There are the equivalent of ten teaspoons of sugar in a can of Coke. Of course, the actual sweetener is high-fructose corn syrup. Consume enough Coke, and you greatly increase your risk of diabetes, as well as numerous other health problems. I know this, yet I still find myself consuming it on a regular basis.
The theme repeats across much of my diet. I know what's bad for me, yet I eat it anyway. Even attempts at healthy eating are scuttled by too much junk sneaking its way into my meals. A nice salad is healthy... until it's doused with four tablespoons of dressing. Lean meat is okay... but the quantity I consume keeps increasing.
That's not to say I try to eat healthy all the time. Many meals come from restaurants, where the primary goals are to supply flavor and quantity, not health. I could go into how many calories there are in a meal at McDonalds, but what's the point? We all know how bad it is.
And we eat it anyway.
For me, there's a collection of reasons why I continue to eat poorly. I was raised with certain eating habits, and knowing that some of them are not good doesn't make the training go away. (I'm like Pavlov's dog, drooling for burgers and fries when hunger rings its bell.) Even looking at food options with greater knowledge in the present doesn't prevent pleasure, convenience, and stress from all playing a role eating what I want instead of what I need.
I'm a bad food addict, and it's getting worse over time. If I don't change this, I'm going to have serious health problems in the future.
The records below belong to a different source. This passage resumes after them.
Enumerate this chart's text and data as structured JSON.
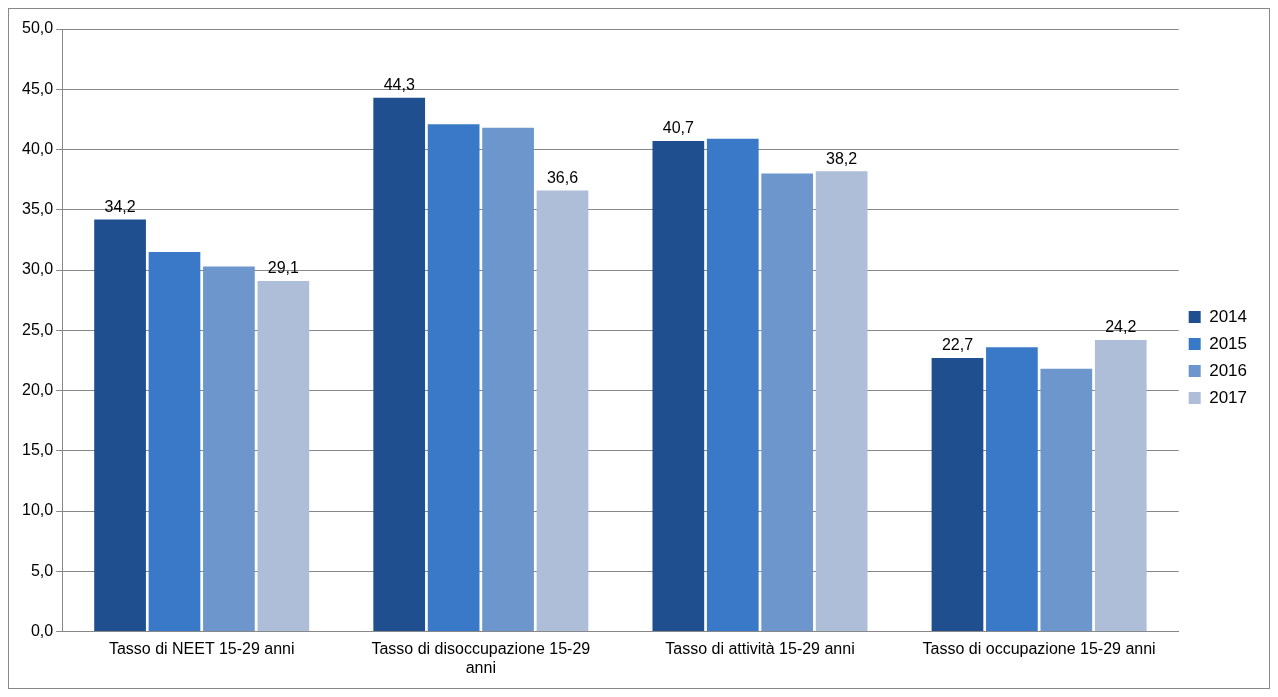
{
  "chart_data": {
    "type": "bar",
    "categories": [
      "Tasso di NEET 15-29 anni",
      "Tasso di disoccupazione 15-29 anni",
      "Tasso di attività 15-29 anni",
      "Tasso di occupazione 15-29 anni"
    ],
    "series": [
      {
        "name": "2014",
        "color": "#1f4f8f",
        "values": [
          34.2,
          44.3,
          40.7,
          22.7
        ],
        "value_labels": [
          "34,2",
          "44,3",
          "40,7",
          "22,7"
        ]
      },
      {
        "name": "2015",
        "color": "#3a79c8",
        "values": [
          31.5,
          42.1,
          40.9,
          23.6
        ],
        "value_labels": [
          null,
          null,
          null,
          null
        ]
      },
      {
        "name": "2016",
        "color": "#6c96cc",
        "values": [
          30.3,
          41.8,
          38.0,
          21.8
        ],
        "value_labels": [
          null,
          null,
          null,
          null
        ]
      },
      {
        "name": "2017",
        "color": "#aebdd8",
        "values": [
          29.1,
          36.6,
          38.2,
          24.2
        ],
        "value_labels": [
          "29,1",
          "36,6",
          "38,2",
          "24,2"
        ]
      }
    ],
    "ylim": [
      0,
      50
    ],
    "yticks": [
      {
        "value": 0,
        "label": "0,0"
      },
      {
        "value": 5,
        "label": "5,0"
      },
      {
        "value": 10,
        "label": "10,0"
      },
      {
        "value": 15,
        "label": "15,0"
      },
      {
        "value": 20,
        "label": "20,0"
      },
      {
        "value": 25,
        "label": "25,0"
      },
      {
        "value": 30,
        "label": "30,0"
      },
      {
        "value": 35,
        "label": "35,0"
      },
      {
        "value": 40,
        "label": "40,0"
      },
      {
        "value": 45,
        "label": "45,0"
      },
      {
        "value": 50,
        "label": "50,0"
      }
    ],
    "grid": "y",
    "legend": "right"
  }
}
This isn't the first time I've admitted this to myself. Yet, even when such an admission has led to positive progress, I end up back-sliding into the bad stuff.
So it's time to reboot.
My wife and I are going to try the "Eat to Live" plan, a very intensive vegan diet. The initial phase of the plan is six weeks, and when we reach that point, we'll figure out what to do next.
For me, the goal is simple. I've become accustomed to so much meat, fat, salt, and sugar that I need a break from them to be able to allow them back into my diet in reasonable amount. To achieve this, I'm going to shortchange the pleasure aspect of food for a while. And before you try to tell me that cutting out numerous things from my diet will someone increase pleasure via some amazing recipes, I'll point out that if the most flavorful way to prepare something is also healthy, that's how we'd do it already.
This is not to say that there's no way to have flavorful, healthy food, but I've always found that one of the biggest problems for me is having a healthy recipe that aims to duplicate something else. Invariably, I always want the something else.
So for the next six weeks, my mindset is that food is fuel, and I want to ingest the best fuel possible (a big topic of debate which I'll talk about another day). I know that in the beginning I'll still want all the bad stuff, but after enough healthy meals, my body may reboot. That's the hope, the goal, and the plan. So let's get started and see what happens.